Bu ülkedeki olumsuz gidişatları saymış olsak sayfalarca husus dile getirebiliriz. Eğitimde, sağlıkta, sanayide, tarımda, hayvancılıkta, kültürde, bilimde, akademide, inanç dünyamızda yüzlerce sorun ile cedelleşiyoruz.
İki hafta önce, girişimci, sanayici, reel sektör aktörü olarak çok başarılı çalışmalara imza attığını uzaktan takip ettiğim Sezgin Bey kardeşim telefon ile aradı. Hoş beşten sonra Ticaret Sanayi Odasına üye genç girişimci, işinsanları olarak ülkenin ileri noktalara taşınması noktasında çalışmalar yaptıklarını, beyin fırtınaları yaptıklarını, yeni vizyon, misyon arayışları içinde olduklarını ifade etti.

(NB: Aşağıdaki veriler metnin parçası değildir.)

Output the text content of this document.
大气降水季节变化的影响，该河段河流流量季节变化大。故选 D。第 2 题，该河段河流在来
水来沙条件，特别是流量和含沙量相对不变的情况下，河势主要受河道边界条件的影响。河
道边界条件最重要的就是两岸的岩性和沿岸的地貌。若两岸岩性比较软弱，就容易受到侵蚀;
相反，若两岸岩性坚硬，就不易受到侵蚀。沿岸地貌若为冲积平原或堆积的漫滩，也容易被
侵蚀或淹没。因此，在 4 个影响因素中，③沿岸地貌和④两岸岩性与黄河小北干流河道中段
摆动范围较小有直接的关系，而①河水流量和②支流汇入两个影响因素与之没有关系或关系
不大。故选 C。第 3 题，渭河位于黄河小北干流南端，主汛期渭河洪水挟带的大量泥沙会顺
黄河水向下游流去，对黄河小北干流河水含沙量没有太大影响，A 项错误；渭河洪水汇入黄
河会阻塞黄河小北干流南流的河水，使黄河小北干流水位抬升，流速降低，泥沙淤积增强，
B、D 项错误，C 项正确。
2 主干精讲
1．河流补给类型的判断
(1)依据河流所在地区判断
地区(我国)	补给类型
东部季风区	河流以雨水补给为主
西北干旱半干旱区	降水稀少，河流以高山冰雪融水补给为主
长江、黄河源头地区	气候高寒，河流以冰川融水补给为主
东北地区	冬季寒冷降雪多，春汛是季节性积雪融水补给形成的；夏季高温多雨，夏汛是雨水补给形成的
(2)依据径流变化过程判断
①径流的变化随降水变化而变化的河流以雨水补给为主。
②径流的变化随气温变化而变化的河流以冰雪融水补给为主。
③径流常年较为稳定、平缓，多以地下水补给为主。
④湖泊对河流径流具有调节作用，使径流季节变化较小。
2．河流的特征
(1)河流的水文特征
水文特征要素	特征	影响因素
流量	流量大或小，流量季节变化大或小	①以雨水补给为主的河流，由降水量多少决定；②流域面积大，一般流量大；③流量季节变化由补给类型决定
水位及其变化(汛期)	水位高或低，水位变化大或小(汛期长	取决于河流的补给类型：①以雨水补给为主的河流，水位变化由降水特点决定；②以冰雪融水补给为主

Bu konuda benimle de istişare / görüşme yapmak istediklerini iletti.
Hiç tereddüt etmeden, her çalışmanıza, bir Kuruş talep etmeden katılacağımı, destek vereceğimi, sosyal sorumluluk, eğitim, bilim, teknoloji, inovasyon ile ilgili faaliyetlerinize karınca kararınca katılabileceğimi ifade ettim.
23 Aralık Cumartesi günü Organize Sanayi Bölgesinde bulunan ileri teknoloji destekli robotik cihazlarla cam sektörü için olağanüstü tasarımlar, üretimler yapan ….. AŞ adlı fabrikada 3 saat kadar süren bir istişare, tanışma, pencere belirleme toplantısı yaptık.
Değerli zamanını ayırıp toplantıya katılan 8 genç işinsanı bu ülkenin geleceğinin daha parlak olduğu fikrine olan inancımı kuvvetlendirdi.
İyi eğitim almış, dünyayı bilen, tok gözlü, güngörmüş, cehaletten uzak duran arkadaşlarla bilim, eğitim, felsefe, toplum, sosyal doku, yazılımlar, yönetim anlayışları üzerinde fikir alışverişi yaptık.
Toplantıdan sonra, dünyanın her yerine cam tabanlı ürünler gönderen fabrikanın çalışanları ile tanıştık. Personelin çoğu dinamik kadınlardan oluşuyor. Makinelerin tümü yazılım ve robotik tabanlı. İlimizde böyle bir fabrikanın olması gözlerimi yaşarttı. İlin aklıbaşında, memleket sever her insanının burayı görmesini çok isterim.
15 sene okula gittim. 34 yıldır da mesleki-teknik eğitimin içinde çalışan bir eğitimciyim. Bu ülkenin teknik eğitimi nitelikli hale dönüştürmeden kalkınamayacağına inanıyorum.
Ülkemizde 11500 adet lise var. Bunların 4500 kadarı mesleki-teknik öğretim yapıyor. Elimde yetki olsa tüm liseleri teknik okul yaparım.
1989 yılından bu yana 20 kadar eğitim bakanı ile karşılaştım. Bunların yüzde 90’ı bilgisiz, vizyonsuz, ufuksuz, liyakatten, ferasetten (firasetten) uzak tiplerdi.
Siyaset ile işim yok. Kişisel görüşüm eğitim-öğretim noktasında dünyanın en başarısız 20 ülkesinden biri olduğumuzu ifade edebilirim.
Almanya’da 1750.000 kişi üniversitede okuyor. Bizde ise 7-8 milyon kişiye boş yere üniversite diploması veriyoruz. Şu anda mevcut üniversitelerin yarısı içi boş, niteliksiz, üretime katkısı olmayan diploma veriyor. Fakültelerin bölümlerinin yüzde 80’inin mezunları alanı dışında çalışıyor. Felsefe, tarih, coğrafya, jeoloji, çevre, işletme, medya, filoloji gibi bölümlerin mezunları asgari ücretle bile iş bulamıyor.
Sözü çok fazla uzatmak istemiyorum. Zira uzun yazıları kimse okumuyor artık. 3-5 diploması olan insanlar bile 2 dakikadan uzun metinleri okuyamıyor. 18 dakikadan fazla bir konuyu dinleyemiyor. Sadece 10-60 saniye süren videoları tercih ediyor.
Genç girişimcilerin projelerini tüm devlet erkanının destekleyeceği günlerin yakın olduğu ümidi içindeyim.